Setting the following secrets on tansu:
AWS_ACCESS_KEY_ID: tid_YOUR_ACCESS_KEY_ID
AWS_ENDPOINT_URL_S3: https://fly.storage.tigris.dev
AWS_REGION: auto
AWS_SECRET_ACCESS_KEY: tsec_YOUR_SECRET_KEY_ID
BUCKET_NAME: tansu

Secrets are staged for the first deployment

You can verify the secrets that have been created with:

fly secrets list

The secrets AWS_ACCESS_KEY_ID, AWS_SECRET_ACCESS_KEY, AWS_REGION and BUCKET_NAME are automatically used by Tansu:

NAME                    DIGEST                  CREATED AT 
AWS_ACCESS_KEY_ID       8cbc2a5f5f704ae7        1m12s ago       
AWS_ENDPOINT_URL_S3     85e8ac62d7de0c23        1m12s ago       
AWS_REGION              274e16452b90854d        1m12s ago       
AWS_SECRET_ACCESS_KEY   08469f68dfc80810        1m12s ago       
BUCKET_NAME             057611985ecb3ae3        1m12s ago

Our fly.toml is already setup to use these secrets to communicate with Tigris S3 using: STORAGE_ENGINE = "s3://${BUCKET_NAME}":

[env]
RUST_LOG = 'warn,tansu_server=debug,tansu_storage=debug,tansu_schema_registry=debug'
AWS_ENDPOINT = "https://fly.storage.tigris.dev"
ADVERTISED_LISTENER_URL = "tcp://${FLY_APP_NAME}.flycast:9092/"
CLUSTER_ID = "tansu-fly-tigris"
STORAGE_ENGINE = "s3://${BUCKET_NAME}"

The ${FLY_APP_NAME} is part of the environment that all fly machines have. We advertise our address as tcp://${FLY_APP_NAME}.flycast:9092/. This is a flycast private IPv6 address that we allocate to connect with the Tansu brokers using:

fly ips allocate-v6 --private

Finally, deploy the application onto fly with:

fly deploy

Start an interactive shell using the Apache Kafka® Java client to connect to Tansu:

fly machine run --shell apache/kafka:3.9.0

Create a test topic, note that our bootstrap-server is ${FLY_APP_NAME}.flycast:9092 using the flycast address allocated earlier:

/opt/kafka/bin/kafka-topics.sh \
  --bootstrap-server ${FLY_APP_NAME}.flycast:9092 \
  --partitions=3 \
  --replication-factor=1 \
  --create \
  --topic test

A demo, isn't a demo without a Hello World!. Lets produce a message:

echo "hello world" | \
/opt/kafka/bin/kafka-console-producer.sh \
  --bootstrap-server ${FLY_APP_NAME}.flycast:9092 \
  --topic test

Fetch a message, using a consumer group, expect a short delay while the group is formed:

/opt/kafka/bin/kafka-console-consumer.sh \
  --bootstrap-server ${FLY_APP_NAME}.flycast:9092 \
  --consumer-property fetch.max.wait.ms=15000 \
  --group test-consumer-group \
  --topic test \
  --from-beginning \
  --property print.timestamp=true \
  --property print.key=true \
  --property print.offset=true \
  --property print.partition=true \
  --property print.headers=true \
  --property print.value=true

The consumer should output:

CreateTime:SOME_TIME	Partition:1	Offset:0	NO_HEADERS	null	hello world

Hit ^C a couple of times to exit the consumer.

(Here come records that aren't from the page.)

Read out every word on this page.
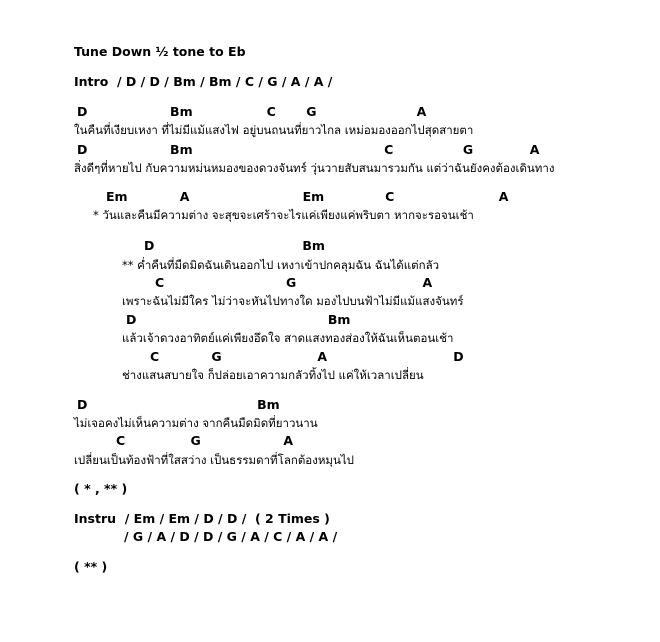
Tune Down ½ tone to Eb
Intro  / D / D / Bm / Bm / C / G / A / A /
D                   Bm                 C       G                       A
ในคืนที่เงียบเหงา ที่ไม่มีแม้แสงไฟ อยู่บนถนนที่ยาวไกล เหม่อมองออกไปสุดสายตา
D                   Bm                                            C                G             A
สิ่งดีๆที่หายไป กับความหม่นหมองของดวงจันทร์ วุ่นวายสับสนมารวมกัน แต่ว่าฉันยังคงต้องเดินทาง
Em            A                          Em              C                        A
* วันและคืนมีความต่าง จะสุขจะเศร้าจะไรแค่เพียงแค่พริบตา หากจะรอจนเช้า
D                                  Bm
** ค่ำคืนที่มืดมิดฉันเดินออกไป เหงาเข้าปกคลุมฉัน ฉันได้แต่กลัว
C                            G                             A
เพราะฉันไม่มีใคร ไม่ว่าจะหันไปทางใด มองไปบนฟ้าไม่มีแม้แสงจันทร์
D                                            Bm
แล้วเจ้าดวงอาทิตย์แค่เพียงอึดใจ สาดแสงทองส่องให้ฉันเห็นตอนเช้า
C            G                      A                             D
ช่างแสนสบายใจ ก็ปล่อยเอาความกลัวทิ้งไป แค่ให้เวลาเปลี่ยน
D                                       Bm
ไม่เจอคงไม่เห็นความต่าง จากคืนมืดมิดที่ยาวนาน
C               G                   A
เปลี่ยนเป็นท้องฟ้าที่ใสสว่าง เป็นธรรมดาที่โลกต้องหมุนไป
( * , ** )
Instru  / Em / Em / D / D /  ( 2 Times )
/ G / A / D / D / G / A / C / A / A /
( ** )
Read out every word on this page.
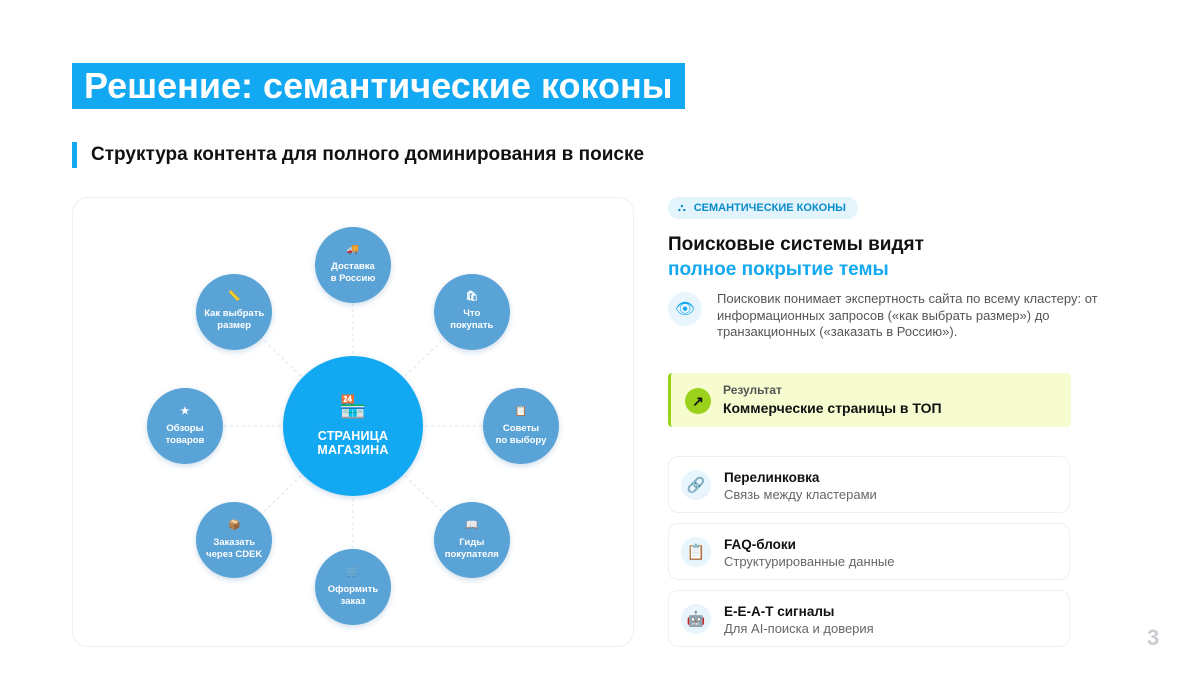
Решение: семантические коконы
Структура контента для полного доминирования в поиске
🏪
СТРАНИЦА
МАГАЗИНА
🚚
Доставка
в Россию
🛍
Что
покупать
📋
Советы
по выбору
📖
Гиды
покупателя
🛒
Оформить
заказ
📦
Заказать
через CDEK
★
Обзоры
товаров
📏
Как выбрать
размер
⛬ СЕМАНТИЧЕСКИЕ КОКОНЫ
Поисковые системы видят
полное покрытие темы
👁
Поисковик понимает экспертность сайта по всему кластеру: от информационных запросов («как выбрать размер») до транзакционных («заказать в Россию»).
↗
Результат
Коммерческие страницы в ТОП
🔗	Перелинковка
Связь между кластерами
📋	FAQ-блоки
Структурированные данные
🤖	E-E-A-T сигналы
Для AI-поиска и доверия	3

If you wait a minute or so, the Tansu brokers will scaling to zero shutting down automatically. The brokers are stateless, without the overhead of distributed consensus. All data is persisted in S3 using optimistic concurrency control, made possible with conditional write support, offered by most S3 vendors.

You can verify whether the brokers are still running using:

fly machines ls

Checking that they're all stopped. If you now run:

/opt/kafka/bin/kafka-topics.sh --bootstrap-server ${FLY_APP_NAME}.flycast:9092 --list

A broker will automatically restart to handle this request scaling back up from zero. There is a short delay while waiting for the broker to become ready. In environments where such a delay isn't acceptable, scaling to one may be appropriate (using fly scale). Brokers can also run in multiple regions without overhead because they are stateless.

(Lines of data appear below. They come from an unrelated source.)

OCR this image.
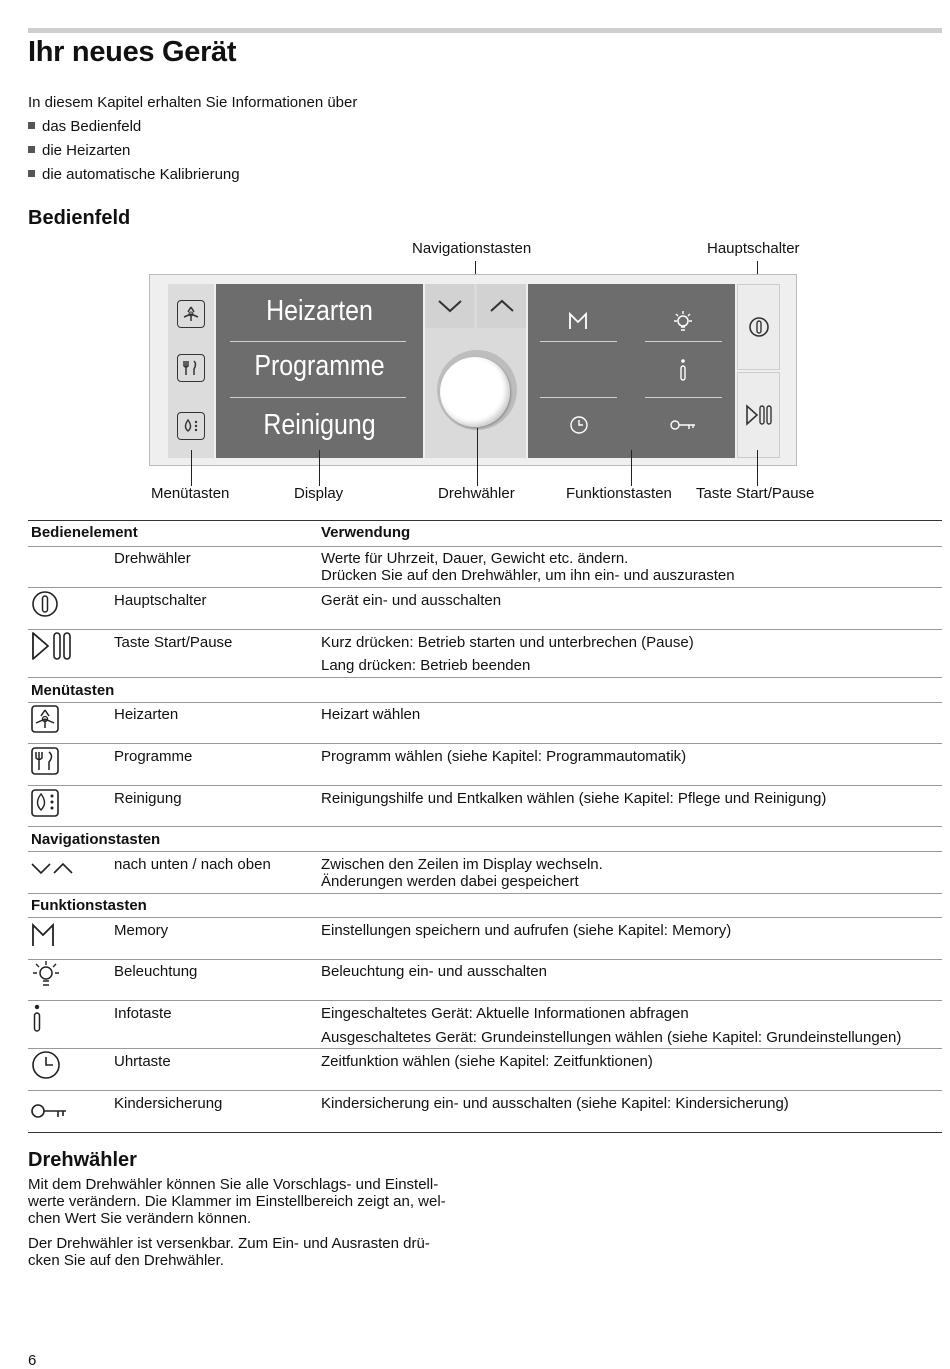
Ihr neues Gerät
In diesem Kapitel erhalten Sie Informationen über
das Bedienfeld
die Heizarten
die automatische Kalibrierung
Bedienfeld
Navigationstasten	Hauptschalter
Heizarten
Programme
Reinigung
Menütasten	Display	Drehwähler	Funktionstasten Taste Start/Pause
Bedienelement	Verwendung
Drehwähler	Werte für Uhrzeit, Dauer, Gewicht etc. ändern.
Drücken Sie auf den Drehwähler, um ihn ein- und auszurasten
Hauptschalter	Gerät ein- und ausschalten
Taste Start/Pause	Kurz drücken: Betrieb starten und unterbrechen (Pause)
Lang drücken: Betrieb beenden
Menütasten
Heizarten	Heizart wählen
Programme	Programm wählen (siehe Kapitel: Programmautomatik)
Reinigung	Reinigungshilfe und Entkalken wählen (siehe Kapitel: Pflege und Reinigung)
Navigationstasten
nach unten / nach oben	Zwischen den Zeilen im Display wechseln.
Änderungen werden dabei gespeichert
Funktionstasten
Memory	Einstellungen speichern und aufrufen (siehe Kapitel: Memory)
Beleuchtung	Beleuchtung ein- und ausschalten
Infotaste	Eingeschaltetes Gerät: Aktuelle Informationen abfragen
Ausgeschaltetes Gerät: Grundeinstellungen wählen (siehe Kapitel: Grundeinstellungen)
Uhrtaste	Zeitfunktion wählen (siehe Kapitel: Zeitfunktionen)
Kindersicherung	Kindersicherung ein- und ausschalten (siehe Kapitel: Kindersicherung)
Drehwähler
Mit dem Drehwähler können Sie alle Vorschlags- und Einstell-
werte verändern. Die Klammer im Einstellbereich zeigt an, wel-
chen Wert Sie verändern können.
Der Drehwähler ist versenkbar. Zum Ein- und Ausrasten drü-
cken Sie auf den Drehwähler.
6
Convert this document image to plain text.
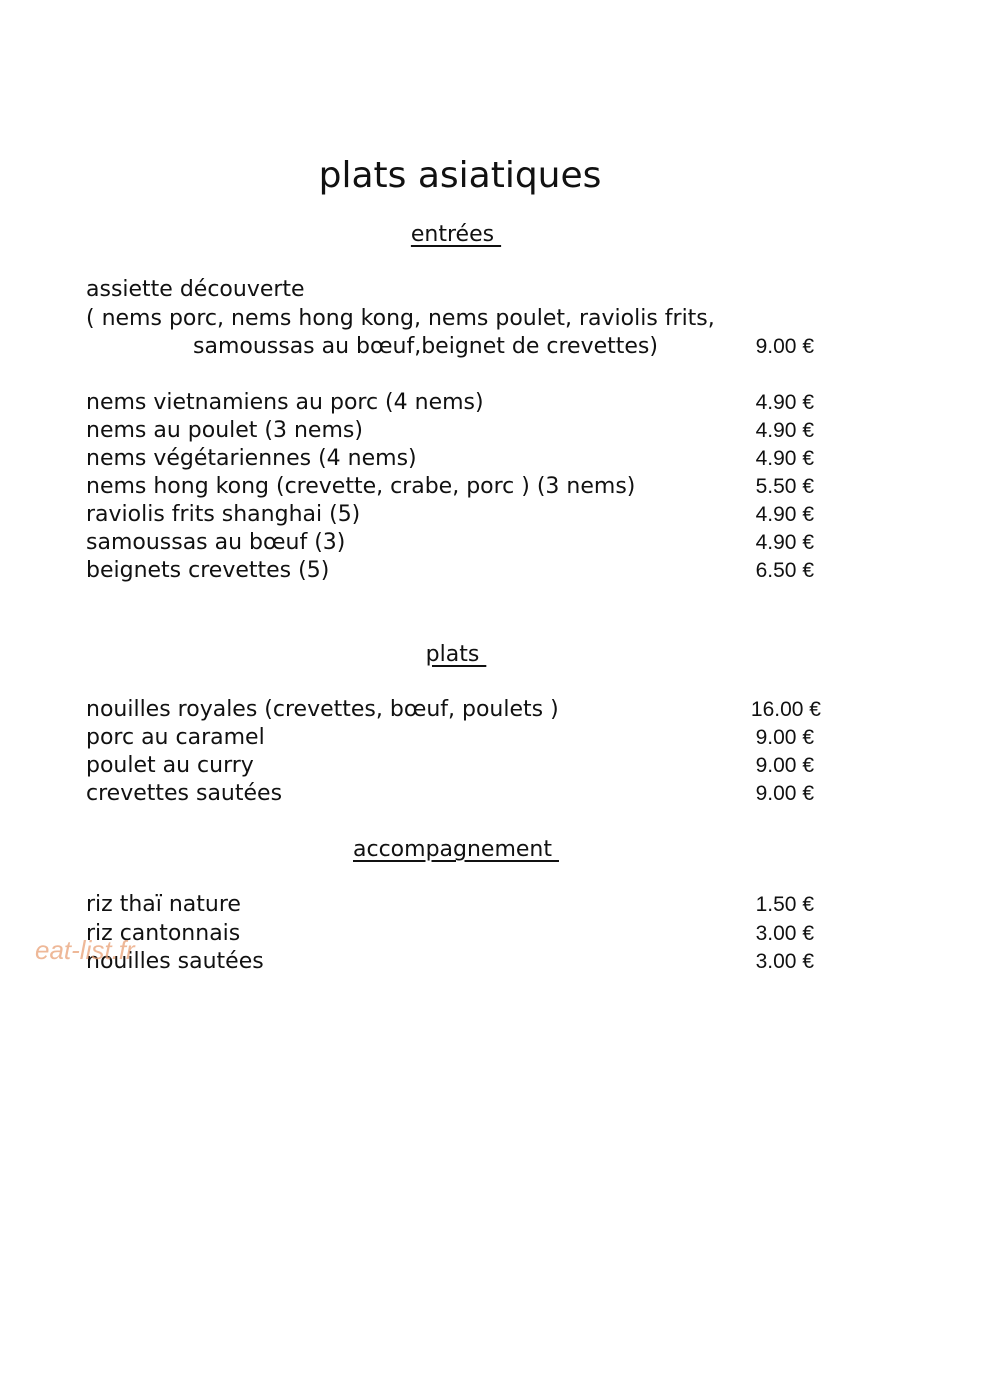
plats asiatiques
entrées
assiette découverte
( nems porc, nems hong kong, nems poulet, raviolis frits,
samoussas au bœuf,beignet de crevettes)	9.00 €
nems vietnamiens au porc (4 nems)	4.90 €
nems au poulet (3 nems)	4.90 €
nems végétariennes (4 nems)	4.90 €
nems hong kong (crevette, crabe, porc ) (3 nems)	5.50 €
raviolis frits shanghai (5)	4.90 €
samoussas au bœuf (3)	4.90 €
beignets crevettes (5)	6.50 €
plats
nouilles royales (crevettes, bœuf, poulets )	16.00 €
porc au caramel	9.00 €
poulet au curry	9.00 €
crevettes sautées	9.00 €
accompagnement
riz thaï nature	1.50 €
riz cantonnais	3.00 €
nouilles sautées	3.00 €
eat-list.fr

Tansu uses lightweight from scratch super minimal docker images containing only a static binary (plus some certificates because... SSL!). Our footprint is a few megabytes rather than the hundreds commonly found in docker images. First byte response times start with a lightweight container that can be deployed to a new fly machine as we scale up on demand. Tansu is written in Rust which doesn't have the startup overhead of a language VM runtime or JIT compiler needing to warm up. All of which reminds me of Grace Hopper's nanoseconds:

Grace Murray Hopper: Visualizing Nanoseconds

Licensed under the GNU AGPL, Tansu is written in 100% safe 🦺 async 🚀 Rust 🦀 and is available on GitHub.